Some of the AFA crew on Saturday morning after a 22-hour bus ride.

Some of the AFA crew on Saturday morning after a 22-hour bus ride.

ISHAKA, Bushenyi District – When 22 of us boarded the bus to leave Moyo the expectation of a 14-hour bus drive seemed almost too much to bear.

If we only knew …

But by the end of the night the drive along the roughest roads in Uganda got longer and longer and longer. When we arrived at our destination we had logged 22 hours – one for each of the Amy For Africa team. It was 7 in the morning and breakfast awaited – a big pan of fish fingers and goat stew.

Now we were living large.

We are staying at one of the nicest hotels in Ishaka, a 5-star kind of place for this area. The food is excellent – even the goat stew – and they will wash our clothes for 30 cents an item. Not a bad deal at all. We’ve already had breakfast and lunch with a banana fritter dessert that would fly anywhere.

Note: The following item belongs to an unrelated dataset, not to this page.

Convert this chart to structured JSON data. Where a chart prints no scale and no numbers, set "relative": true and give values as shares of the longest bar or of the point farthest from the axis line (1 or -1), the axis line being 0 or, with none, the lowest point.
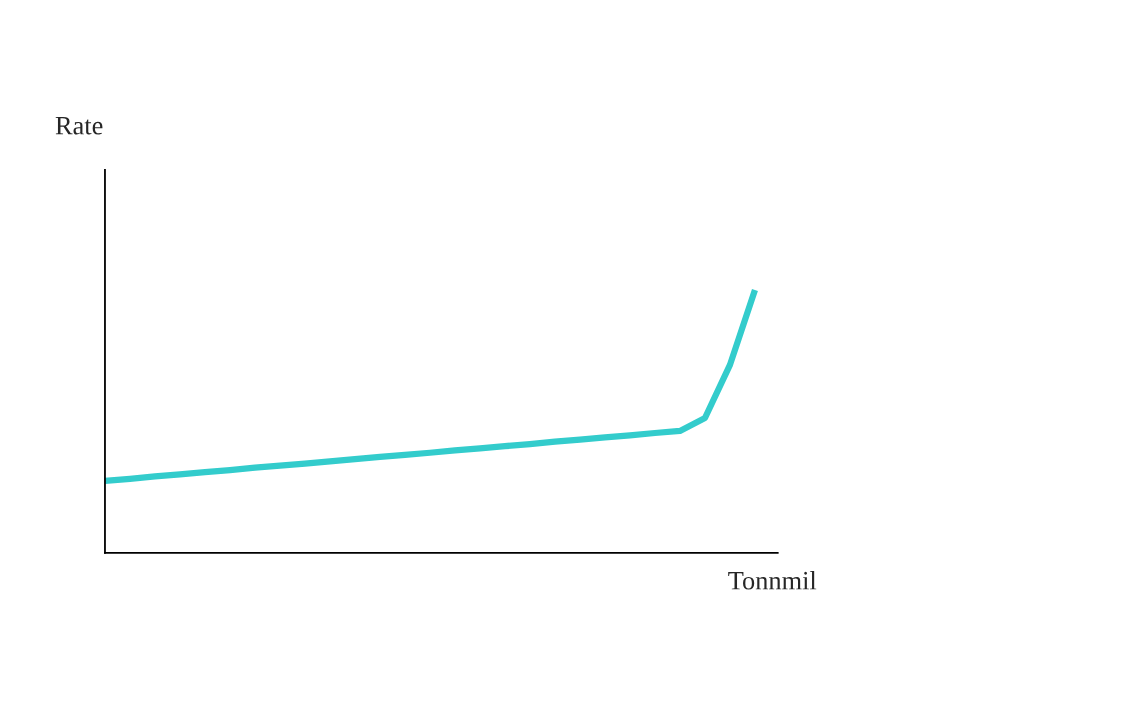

We stepped off the bus covered with the dirt from the dusty roads, aching over the thousands of bumps endured, stiff and swollen but thankful for a safe journey. It’s all part of the memory that will make this trip special in our minds forever. I promise, none of us will ever forget the cross-country bus ride to Ishaka.

We shared snacks, stood (or squatted) beside each other in trenches to relief ourselves. I mean, remember, it was 22 hours of riding. We are squeezed tightly into the bus too, mostly touching shoulders with your neighbor or a side wall of the bus. I looked a little like the Charlie Brown character “Pigpen” stepping off.

Even being half a world away, through the wonders of the Internet, I was able to text with my wife, Beth, for part of the time and share my uncomfortableness. That made my part of the trip much better.

Our bus driver, Aaron, was behind the wheel the entire 22 hours. He was pouring bottles of cold water over his head to stay awake. He drove like it was a video game, dodging the biggest potholes and keeping the bus going. There were speed bumps about every half mile to control speeding.

Behind us, our luggage was loaded into a truck. Another vehicle was behind that one. When a thief boarded the luggage truck, the trailing vehicle noticed. They stopped the truck and our driver, Vu, took on three thieves. He broke one of their arms and chased off the others.

And we never knew until the following morning.

Dr. Floyd Paris preached twice after breakfast to a crowd of about 200 who walked to Blasio’s church for training. Some of our team members – Chris and Amy Compston, Bobby Bowen and Steve Wesolowski – joined him at the church. Amy said the church parking lot was empty but the seats were full.

Tonight we are going to a crusade in town where the crowd will grow from 100 to more than 2,000 before it’s finished. We are expecting hundreds to come to know the Lord. These 22 Americans are being asked to testify to the people. We are so blessed it’s almost hard to stand in front of them but we all have a story and most will share it.

The most important thing the Amy For Africa team can do on this trip is share how Jesus can change your life.